PROJO Editorial—My Turn: Patrice Milos, RI Bio Board: Massive testing can help reopen economy

In the face of today’s global health pandemic, we are experiencing a time of tremendous uncertainty. As the former CEO of a molecular diagnostic laboratory in Cambridge, Massachusetts, I believe advanced diagnostic technologies are ready to address the challenges we face.

Today, Germany is testing between 360,000 to 500,000 citizens for viral infection weekly — tracking the spread of the coronavirus early. This enables self-quarantine for those who test positive and allows healthy individuals to move back to society.

The German Health Ministry is investing 500 million euros to create a database to link hospitals with labs to provide information. In April, they will begin testing for viral immunity — at a scale of 100,000 people a week.

Here, U.S. communities are still asking, “Who is COVID-19 free? Who has antibodies to protect against the virus?”

These two questions must be answered to move the country past our current crisis.
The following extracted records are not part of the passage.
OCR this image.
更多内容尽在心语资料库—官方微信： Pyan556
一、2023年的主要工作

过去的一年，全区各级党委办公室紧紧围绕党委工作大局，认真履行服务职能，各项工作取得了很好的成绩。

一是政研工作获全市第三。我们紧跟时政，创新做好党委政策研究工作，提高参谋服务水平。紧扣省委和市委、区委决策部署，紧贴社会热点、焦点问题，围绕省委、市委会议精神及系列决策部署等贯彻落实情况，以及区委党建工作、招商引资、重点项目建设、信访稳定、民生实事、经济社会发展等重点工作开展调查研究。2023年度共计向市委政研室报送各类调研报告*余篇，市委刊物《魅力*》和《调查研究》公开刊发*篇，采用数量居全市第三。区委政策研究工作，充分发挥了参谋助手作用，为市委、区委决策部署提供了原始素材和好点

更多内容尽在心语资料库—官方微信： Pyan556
As newspapers report, federal and state public health agencies are struggling to move community testing forward.

Unlike Germany, our federal and state governments have spent the last decade spending on other things than meeting the needs of critically ill patients and setting up comprehensive testing programs.
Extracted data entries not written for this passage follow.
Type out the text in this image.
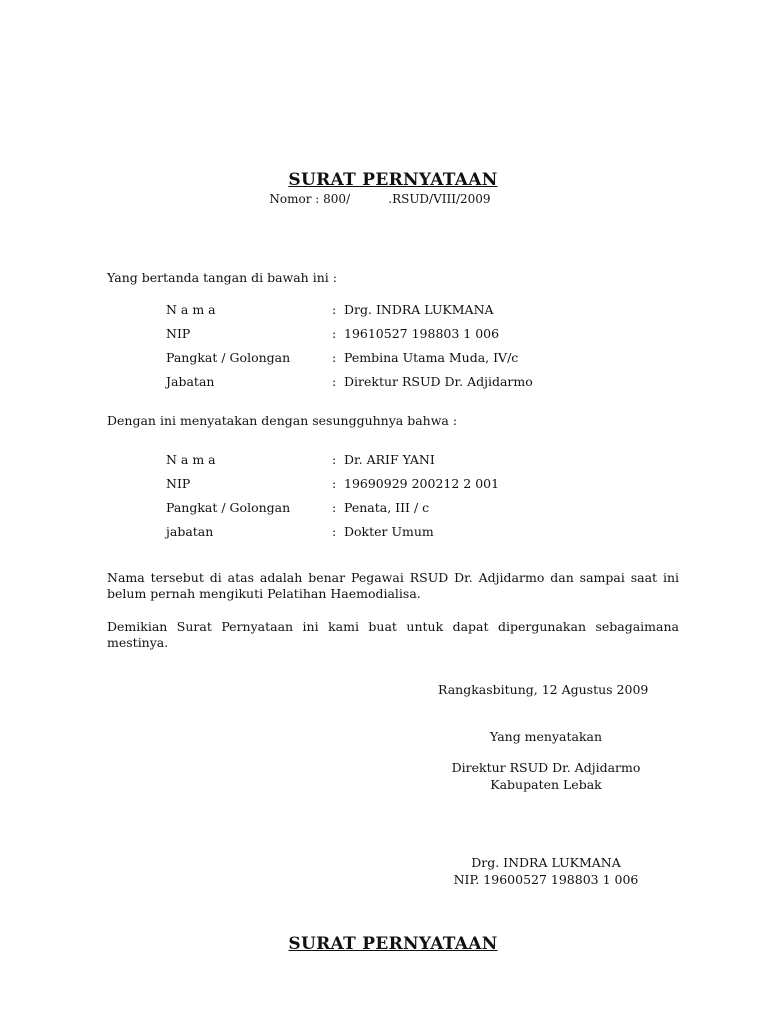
SURAT PERNYATAAN
Nomor : 800/          .RSUD/VIII/2009
Yang bertanda tangan di bawah ini :
N a m a	: Drg. INDRA LUKMANA
NIP	: 19610527 198803 1 006
Pangkat / Golongan	: Pembina Utama Muda, IV/c
Jabatan	: Direktur RSUD Dr. Adjidarmo
Dengan ini menyatakan dengan sesungguhnya bahwa :
N a m a	: Dr. ARIF YANI
NIP	: 19690929 200212 2 001
Pangkat / Golongan	: Penata, III / c
jabatan	: Dokter Umum
Nama tersebut di atas adalah benar Pegawai RSUD Dr. Adjidarmo dan sampai saat ini belum pernah mengikuti Pelatihan Haemodialisa.
Demikian Surat Pernyataan ini kami buat untuk dapat dipergunakan sebagaimana mestinya.
Rangkasbitung, 12 Agustus 2009
Yang menyatakan
Direktur RSUD Dr. Adjidarmo
Kabupaten Lebak
Drg. INDRA LUKMANA
NIP. 19600527 198803 1 006
SURAT PERNYATAAN
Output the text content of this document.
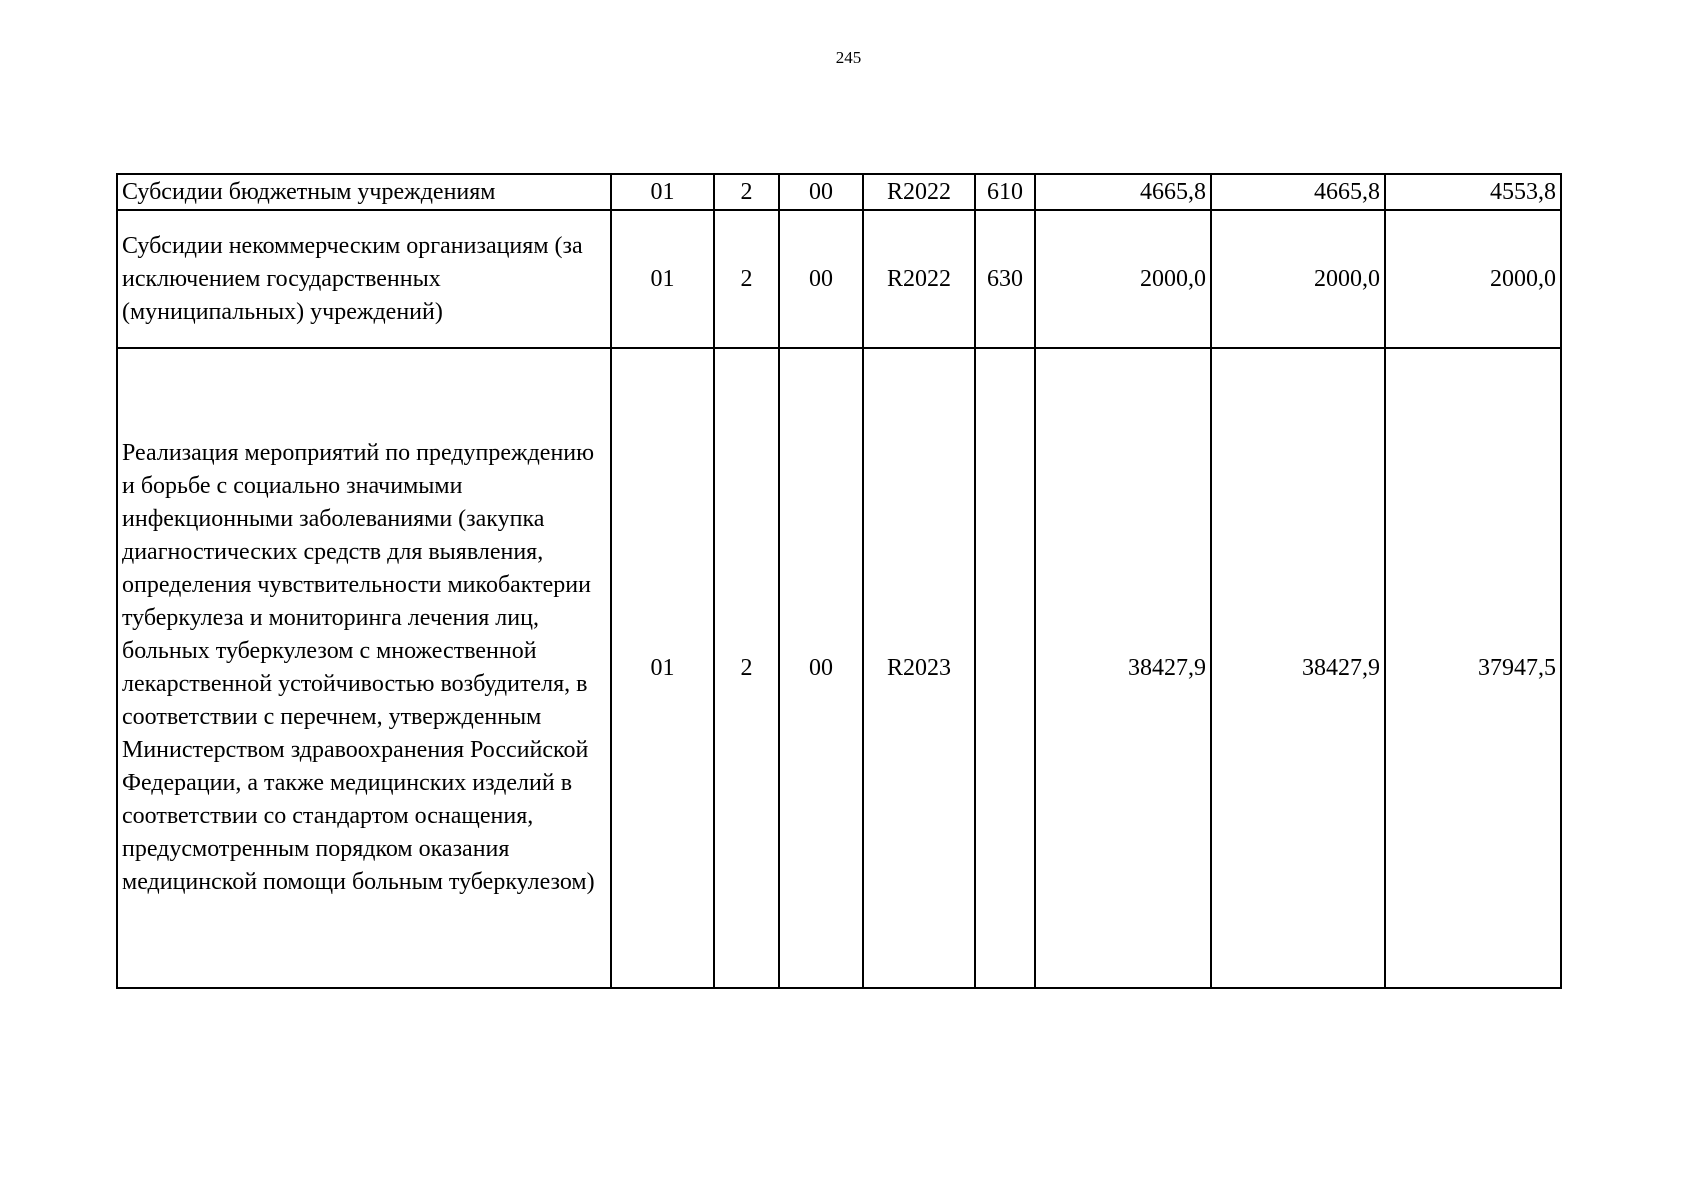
245
Субсидии бюджетным учреждениям	01	2	00	R2022	610	4665,8	4665,8	4553,8

Субсидии некоммерческим организациям (за исключением государственных (муниципальных) учреждений)	01	2	00	R2022	630	2000,0	2000,0	2000,0

Реализация мероприятий по предупреждению и борьбе с социально значимыми инфекционными заболеваниями (закупка диагностических средств для выявления, определения чувствительности микобактерии туберкулеза и мониторинга лечения лиц, больных туберкулезом с множественной лекарственной устойчивостью возбудителя, в соответствии с перечнем, утвержденным Министерством здравоохранения Российской Федерации, а также медицинских изделий в соответствии со стандартом оснащения, предусмотренным порядком оказания медицинской помощи больным туберкулезом)	01	2	00	R2023		38427,9	38427,9	37947,5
But, as we have seen over the last few weeks, the federal Food and Drug Administration and Centers for Medicare and Medicaid are able to evaluate and approve new diagnostic testing technologies. These new technologies will produce testing results on-site in less than an hour. Working with these latest diagnostic technologies, we should consider another path forward.
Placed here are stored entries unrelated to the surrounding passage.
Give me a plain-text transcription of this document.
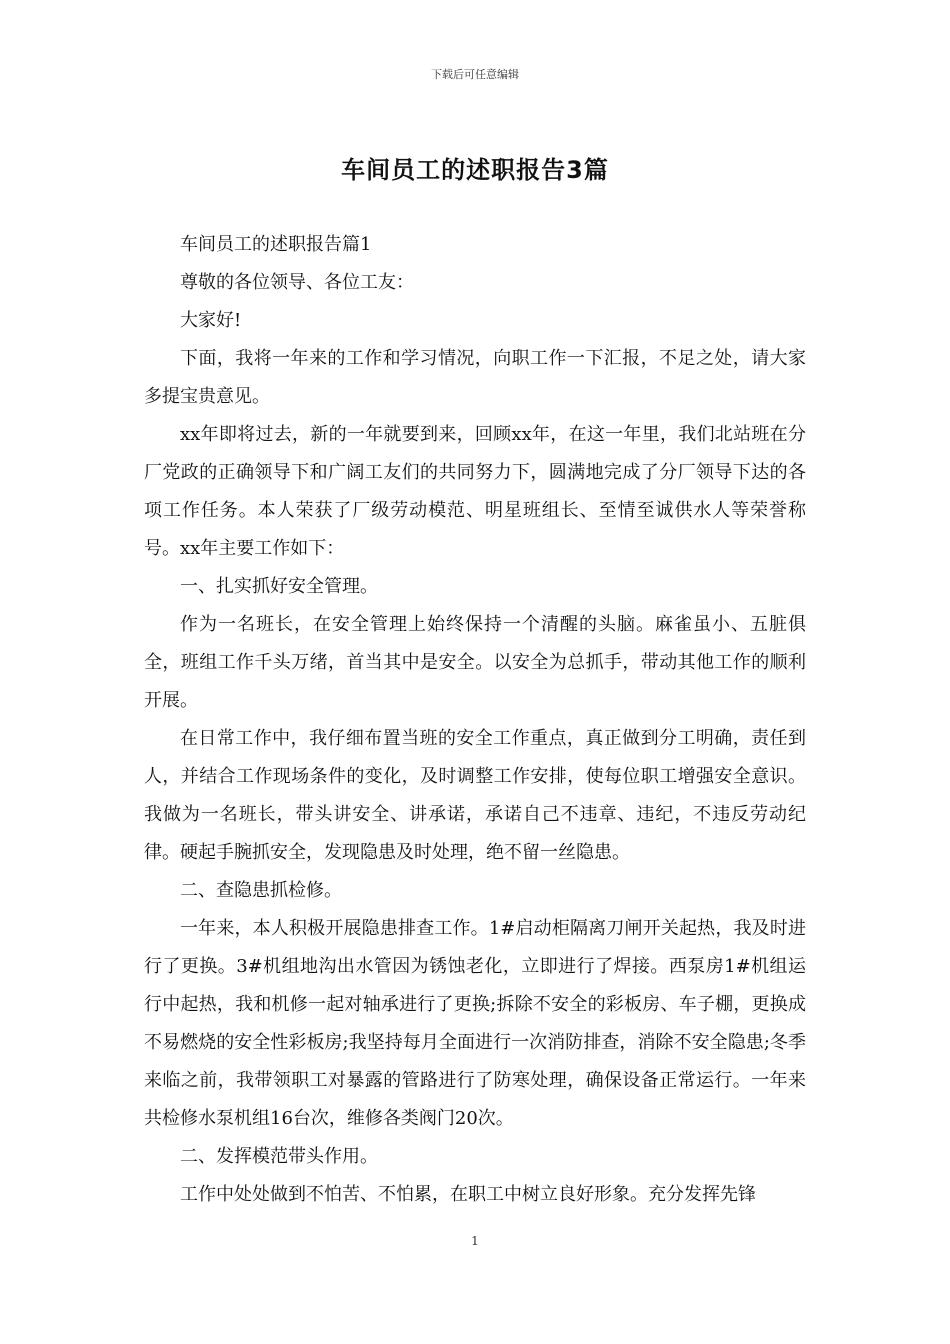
下载后可任意编辑
车间员工的述职报告3篇

车间员工的述职报告篇1

尊敬的各位领导、各位工友：

大家好!

下面，我将一年来的工作和学习情况，向职工作一下汇报，不足之处，请大家多提宝贵意见。

xx年即将过去，新的一年就要到来，回顾xx年，在这一年里，我们北站班在分厂党政的正确领导下和广阔工友们的共同努力下，圆满地完成了分厂领导下达的各项工作任务。本人荣获了厂级劳动模范、明星班组长、至情至诚供水人等荣誉称号。xx年主要工作如下：

一、扎实抓好安全管理。

作为一名班长，在安全管理上始终保持一个清醒的头脑。麻雀虽小、五脏俱全，班组工作千头万绪，首当其中是安全。以安全为总抓手，带动其他工作的顺利开展。

在日常工作中，我仔细布置当班的安全工作重点，真正做到分工明确，责任到人，并结合工作现场条件的变化，及时调整工作安排，使每位职工增强安全意识。我做为一名班长，带头讲安全、讲承诺，承诺自己不违章、违纪，不违反劳动纪律。硬起手腕抓安全，发现隐患及时处理，绝不留一丝隐患。

二、查隐患抓检修。

一年来，本人积极开展隐患排查工作。1#启动柜隔离刀闸开关起热，我及时进行了更换。3#机组地沟出水管因为锈蚀老化，立即进行了焊接。西泵房1#机组运行中起热，我和机修一起对轴承进行了更换;拆除不安全的彩板房、车子棚，更换成不易燃烧的安全性彩板房;我坚持每月全面进行一次消防排查，消除不安全隐患;冬季来临之前，我带领职工对暴露的管路进行了防寒处理，确保设备正常运行。一年来共检修水泵机组16台次，维修各类阀门20次。

二、发挥模范带头作用。

工作中处处做到不怕苦、不怕累，在职工中树立良好形象。充分发挥先锋

1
Telluride, Colorado — a tiny mountain ski town of 8,000 people — is working in partnership with private industry, the company United Biomedical, to test and identify individuals with antibodies to the COVID-19 virus. This is because of the generosity of biotech entrepreneurs who spend their time there. If successful, the program has the opportunity to scale to major cities across the United States.

Implementation of massive-scale testing is resource-intensive and our local health agencies are already stretched — securing personal protective equipment, ventilators, dealing with massive supply-chain issues and implementing supplemental-care facilities.

The private, innovative technology sector is ready for testing now. Can we embrace a new testing paradigm — a public-private partnership? Can communities and businesses work together on getting our country open for business once again?

Companies such as Abbott, Cepheid, Qiagen and Bosch Healthcare are ready to begin offering point-of-care technologies to enable rapid, accurate answers for individuals across the globe. If we develop a payment approach where tests are paid for by the public-health systems, private insurers or individuals themselves, we can offer organizations the opportunity to open up testing and identify the well and the sick.

Imagine this new paradigm in Rhode Island: entities such as Amica, CVS, Blue Cross/Blue Shield, Brown University, Providence College, the University of Rhode Island, Cambridge Innovation Center and Social Enterprise Greenhouse enable on-site testing for their employees, students, faculty and citizens. Enable every CVS and Walgreens with the ability to test within their stores.

These centers should be aligned with a statewide database and direct access to the Department of Health and a health-care system to support those who test positive for the virus.

This approach positions us all as active players in today’s pandemic as well as pandemics to come.

Let the health-care systems take care of our sick. Let us technology innovators and organizations take responsibility for generating the data to determine who is well and who can be back to work.

Patrice Milos is CEO of Medley Genomics and is chair of the board of directors of RI Bio in Providence.